THE THIRD WAVE
The First Wave strategy has been applied on a much broader basis as well. Thus hi 1978 the new government of India, still reeling from oil and fertilizer price hikes and from disappointment with the Second Wave strategies followed by Nehru and Indira Gandhi, actually banned further expansion of its mechanized textile industry and urged increased production of fabrics on handlooms instead of power looms. The intent was not merely to increase employment but to retard urbanization by favoring rural cottage industry.
There is much about this new formula that admittedly makes excellent sense. It confronts the need to slow down the massive migration to the cities. It aims to make the villages—where the bulk of the world’s poor dwell—more livable. It is sensitive to ecological factors. It stresses the use of cheap local resources rather than expensive imports. It challenges conventional, all-too-narrow definitions of “efficiency.” It suggests a less technocratic approach to development, taking local custom and culture into account. It emphasizes improving the conditions of the poor rather than passing capital through the hands of the rich in the hopes that some will trickle down.
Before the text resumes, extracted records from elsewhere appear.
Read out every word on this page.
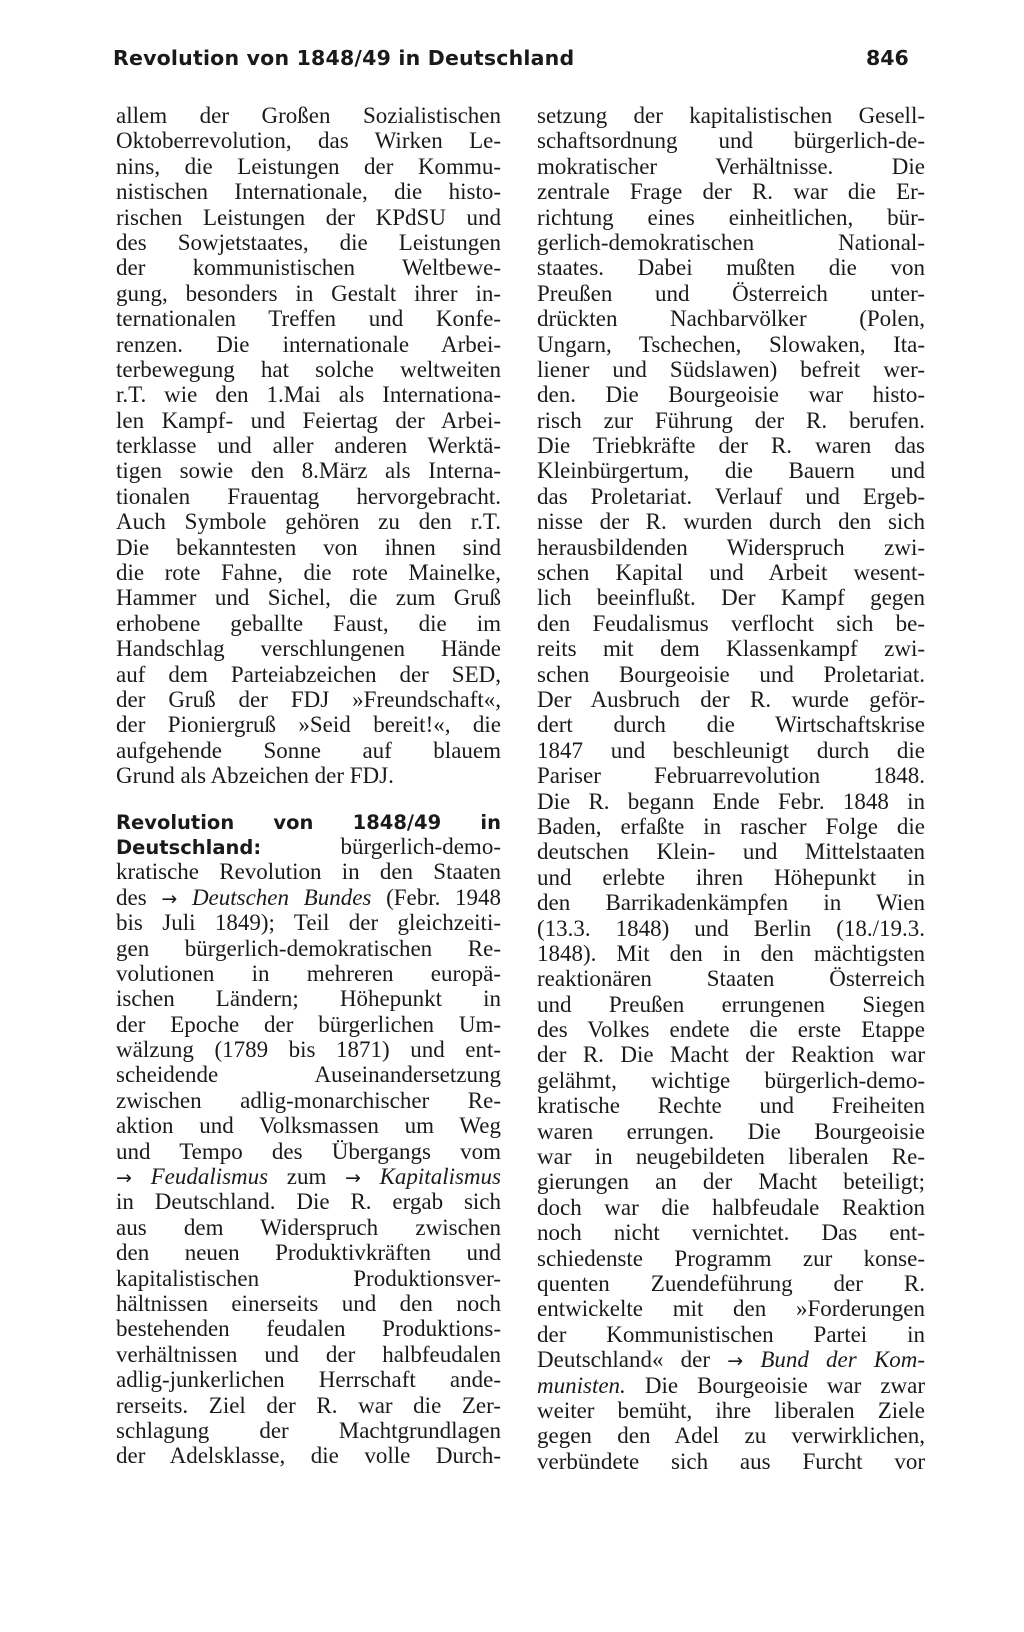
Revolution von 1848/49 in Deutschland	846
allem der Großen Sozialistischen
Oktoberrevolution, das Wirken Le-
nins, die Leistungen der Kommu-
nistischen Internationale, die histo-
rischen Leistungen der KPdSU und
des Sowjetstaates, die Leistungen
der kommunistischen Weltbewe-
gung, besonders in Gestalt ihrer in-
ternationalen Treffen und Konfe-
renzen. Die internationale Arbei-
terbewegung hat solche weltweiten
r.T. wie den 1.Mai als Internationa-
len Kampf- und Feiertag der Arbei-
terklasse und aller anderen Werktä-
tigen sowie den 8.März als Interna-
tionalen Frauentag hervorgebracht.
Auch Symbole gehören zu den r.T.
Die bekanntesten von ihnen sind
die rote Fahne, die rote Mainelke,
Hammer und Sichel, die zum Gruß
erhobene geballte Faust, die im
Handschlag verschlungenen Hände
auf dem Parteiabzeichen der SED,
der Gruß der FDJ »Freundschaft«,
der Pioniergruß »Seid bereit!«, die
aufgehende Sonne auf blauem
Grund als Abzeichen der FDJ.
Revolution von 1848/49 in
Deutschland:	bürgerlich-demo-
kratische Revolution in den Staaten
des → Deutschen Bundes (Febr. 1948
bis Juli 1849); Teil der gleichzeiti-
gen bürgerlich-demokratischen Re-
volutionen in mehreren europä-
ischen Ländern; Höhepunkt in
der Epoche der bürgerlichen Um-
wälzung (1789 bis 1871) und ent-
scheidende Auseinandersetzung
zwischen adlig-monarchischer Re-
aktion und Volksmassen um Weg
und Tempo des Übergangs vom
→ Feudalismus zum → Kapitalismus
in Deutschland. Die R. ergab sich
aus dem Widerspruch zwischen
den neuen Produktivkräften und
kapitalistischen Produktionsver-
hältnissen einerseits und den noch
bestehenden feudalen Produktions-
verhältnissen und der halbfeudalen
adlig-junkerlichen Herrschaft ande-
rerseits. Ziel der R. war die Zer-
schlagung der Machtgrundlagen
der Adelsklasse, die volle Durch-
setzung der kapitalistischen Gesell-
schaftsordnung und bürgerlich-de-
mokratischer Verhältnisse. Die
zentrale Frage der R. war die Er-
richtung eines einheitlichen, bür-
gerlich-demokratischen National-
staates. Dabei mußten die von
Preußen und Österreich unter-
drückten Nachbarvölker (Polen,
Ungarn, Tschechen, Slowaken, Ita-
liener und Südslawen) befreit wer-
den. Die Bourgeoisie war histo-
risch zur Führung der R. berufen.
Die Triebkräfte der R. waren das
Kleinbürgertum, die Bauern und
das Proletariat. Verlauf und Ergeb-
nisse der R. wurden durch den sich
herausbildenden Widerspruch zwi-
schen Kapital und Arbeit wesent-
lich beeinflußt. Der Kampf gegen
den Feudalismus verflocht sich be-
reits mit dem Klassenkampf zwi-
schen Bourgeoisie und Proletariat.
Der Ausbruch der R. wurde geför-
dert durch die Wirtschaftskrise
1847 und beschleunigt durch die
Pariser Februarrevolution 1848.
Die R. begann Ende Febr. 1848 in
Baden, erfaßte in rascher Folge die
deutschen Klein- und Mittelstaaten
und erlebte ihren Höhepunkt in
den Barrikadenkämpfen in Wien
(13.3. 1848) und Berlin (18./19.3.
1848). Mit den in den mächtigsten
reaktionären Staaten Österreich
und Preußen errungenen Siegen
des Volkes endete die erste Etappe
der R. Die Macht der Reaktion war
gelähmt, wichtige bürgerlich-demo-
kratische Rechte und Freiheiten
waren errungen. Die Bourgeoisie
war in neugebildeten liberalen Re-
gierungen an der Macht beteiligt;
doch war die halbfeudale Reaktion
noch nicht vernichtet. Das ent-
schiedenste Programm zur konse-
quenten Zuendeführung der R.
entwickelte mit den »Forderungen
der Kommunistischen Partei in
Deutschland« der → Bund der Kom-
munisten. Die Bourgeoisie war zwar
weiter bemüht, ihre liberalen Ziele
gegen den Adel zu verwirklichen,
verbündete sich aus Furcht vor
Yet after all due credit is given, the First Wave formula remains just that—a strategy for ameliorating the worst of First Wave conditions without ever transforming them. It is a Band-Aid, not a cure, and it is perceived in exactly these terms by many governments around the world.
Indonesian President Suharto expressed a widely held view when he charged that such a strategy “may be the new form of imperialism. If the West contributes only to small-scale grassroots projects, our plight may be alleviated somewhat but we will never grow.”
The sudden love affair with labor-intensivity is also subject to the charge that it is self-serving for the rich. The longer the poor countries remain under First Wave conditions, the fewer competitive goods they are likely to shove onto an overloaded world market. The longer they stay down on the farm, so to speak, the less oil, gas, and other scarce resources they will siphon off, and the weaker and less troublesome they will remain politically.
There is also, built deep into the First Wave stragegy, a paternalistic assumption that while other factors of production need to be economized, the time and energy of the laborer needn’t be—that unrelieved backbreaking toil in the fields or rice paddies is fine—so long as it is done by somebody else.